An operative of the Continental Agency (we never learn his name) is dispatched to Personville, California, a small city. People in the know call it Poisonville. His client is murdered before they can meet, and we begin single-handedly to wrest the town from the control of an unsavory league of industrial goons, booze smugglers, beer distributors, and a police department they jointly own. In the middle of everything is Dinah Brand, a woman whom everyone loves: the long line of her lovers soon includes the Continental Op, but that doesn’t change his plans.
The body count is formidable, so high in fact that at one point the investigator himself goggles at the total. So many characters die so quickly that Hammett has a hell of a time helping us keep everyone straight. This is the novel that changed American mysteries and from which film noir springs.
It ought to have been the start of a long line of books. Whiskey and Hollywood got in the way, but we’ll always have Poisonville.
January 8, 2017 (permalink)
A witty, self-deprecating memoir by the late actress, this slender and likable volume reflects on what it was like to live in the fishbowl of celebrity. It was tough enough to be Debbie Reynold’s daughter, still harder to be Eddie Fisher’s child. That would’ve been plenty, but Fisher was bipolar to boot. “If my life wasn’t funny,” she writes, “it would just be true, and that is unacceptable.”
January 5, 2017 (permalink)
Frederica Hatch is a daughter of the regiment – the regiment in the case being Deming College where her parents, Professor Hatch and Professor Hatch, teach and oversee the faculty union. She was raised in a dormitory, the daughter of houseparents and the special darling and mascot of a women’s college. When she herself goes off to college, she notices the professors’ labradors and golden retrievers, beloved and fussed over by lonesome and homesick students. She says, “the dogs reminded me of me.”

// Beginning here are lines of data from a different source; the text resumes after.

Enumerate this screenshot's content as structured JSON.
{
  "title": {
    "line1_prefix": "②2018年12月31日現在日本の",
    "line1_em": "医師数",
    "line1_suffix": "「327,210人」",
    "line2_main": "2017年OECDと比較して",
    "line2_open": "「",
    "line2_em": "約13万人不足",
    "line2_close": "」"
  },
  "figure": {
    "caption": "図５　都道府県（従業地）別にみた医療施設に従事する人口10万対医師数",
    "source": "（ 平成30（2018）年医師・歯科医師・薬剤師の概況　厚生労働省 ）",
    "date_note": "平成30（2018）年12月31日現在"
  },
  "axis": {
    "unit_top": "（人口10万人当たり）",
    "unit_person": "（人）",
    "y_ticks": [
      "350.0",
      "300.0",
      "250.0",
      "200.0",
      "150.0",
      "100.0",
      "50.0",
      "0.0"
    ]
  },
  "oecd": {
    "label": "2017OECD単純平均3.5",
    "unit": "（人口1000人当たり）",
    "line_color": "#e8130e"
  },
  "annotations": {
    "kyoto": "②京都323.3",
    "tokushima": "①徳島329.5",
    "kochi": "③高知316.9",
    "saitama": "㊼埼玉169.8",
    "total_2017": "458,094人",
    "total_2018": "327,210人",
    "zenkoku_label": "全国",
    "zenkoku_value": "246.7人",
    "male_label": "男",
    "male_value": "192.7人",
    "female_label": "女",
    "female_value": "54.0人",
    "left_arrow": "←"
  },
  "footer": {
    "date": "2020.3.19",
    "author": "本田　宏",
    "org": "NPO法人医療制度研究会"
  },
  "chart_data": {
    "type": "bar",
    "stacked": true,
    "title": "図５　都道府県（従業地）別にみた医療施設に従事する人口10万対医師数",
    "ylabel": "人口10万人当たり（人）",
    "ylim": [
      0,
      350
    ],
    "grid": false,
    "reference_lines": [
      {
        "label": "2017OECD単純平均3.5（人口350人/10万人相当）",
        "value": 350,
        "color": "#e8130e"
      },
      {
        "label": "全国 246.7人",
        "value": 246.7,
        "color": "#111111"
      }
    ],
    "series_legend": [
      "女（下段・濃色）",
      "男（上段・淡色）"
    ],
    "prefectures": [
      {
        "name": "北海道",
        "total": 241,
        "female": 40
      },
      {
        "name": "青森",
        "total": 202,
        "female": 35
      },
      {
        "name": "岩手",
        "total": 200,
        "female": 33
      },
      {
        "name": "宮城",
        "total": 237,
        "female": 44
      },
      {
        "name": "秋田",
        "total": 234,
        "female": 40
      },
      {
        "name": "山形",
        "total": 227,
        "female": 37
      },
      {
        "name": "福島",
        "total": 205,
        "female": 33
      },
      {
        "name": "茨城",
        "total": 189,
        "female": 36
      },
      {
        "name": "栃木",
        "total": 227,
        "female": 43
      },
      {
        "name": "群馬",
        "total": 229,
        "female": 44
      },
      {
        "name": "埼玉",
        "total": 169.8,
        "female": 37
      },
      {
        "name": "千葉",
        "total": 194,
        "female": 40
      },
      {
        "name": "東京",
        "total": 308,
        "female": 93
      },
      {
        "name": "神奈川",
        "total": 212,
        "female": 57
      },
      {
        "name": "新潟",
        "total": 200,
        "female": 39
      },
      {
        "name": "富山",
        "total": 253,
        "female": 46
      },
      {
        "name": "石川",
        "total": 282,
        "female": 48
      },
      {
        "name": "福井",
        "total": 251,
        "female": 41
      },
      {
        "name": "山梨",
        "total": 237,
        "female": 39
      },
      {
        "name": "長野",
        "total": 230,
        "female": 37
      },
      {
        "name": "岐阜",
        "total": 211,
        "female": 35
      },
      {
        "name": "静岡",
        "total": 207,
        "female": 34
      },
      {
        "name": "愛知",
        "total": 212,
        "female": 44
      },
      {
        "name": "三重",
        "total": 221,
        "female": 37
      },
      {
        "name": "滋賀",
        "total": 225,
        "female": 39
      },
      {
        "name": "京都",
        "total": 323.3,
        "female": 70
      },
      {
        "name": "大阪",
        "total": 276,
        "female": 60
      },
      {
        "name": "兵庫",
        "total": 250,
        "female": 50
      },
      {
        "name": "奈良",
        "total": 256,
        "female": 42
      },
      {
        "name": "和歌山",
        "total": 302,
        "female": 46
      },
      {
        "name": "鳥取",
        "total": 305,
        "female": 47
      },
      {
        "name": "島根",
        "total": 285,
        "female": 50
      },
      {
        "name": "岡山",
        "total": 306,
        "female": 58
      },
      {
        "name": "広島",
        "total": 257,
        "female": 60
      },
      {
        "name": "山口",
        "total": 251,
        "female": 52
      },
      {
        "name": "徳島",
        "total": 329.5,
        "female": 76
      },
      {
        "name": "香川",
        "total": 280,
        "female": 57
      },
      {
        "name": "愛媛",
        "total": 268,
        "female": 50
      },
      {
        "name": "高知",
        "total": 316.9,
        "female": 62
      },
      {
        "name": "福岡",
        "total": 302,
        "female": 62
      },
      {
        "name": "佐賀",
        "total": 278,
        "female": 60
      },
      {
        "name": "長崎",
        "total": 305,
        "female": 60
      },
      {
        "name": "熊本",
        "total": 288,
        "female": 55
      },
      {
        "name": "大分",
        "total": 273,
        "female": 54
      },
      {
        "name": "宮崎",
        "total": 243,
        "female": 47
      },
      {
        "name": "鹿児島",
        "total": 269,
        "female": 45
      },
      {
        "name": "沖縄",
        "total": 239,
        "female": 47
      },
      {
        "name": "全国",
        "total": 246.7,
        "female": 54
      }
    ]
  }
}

One day, Frederica learns that her father had been briefly married before he met Freddy’s mother, and finds the prospect of this mysterious, shadowy figure of his past fascinating. Then, the ex-wife comes to Deming to serve as the houseparent, and difficulties ensue. By the author of The Inn At Lake Devine, who is not to be confused with Laura Lippman, this was an especially fortunate find at the redoubtable Big Chicken Barn.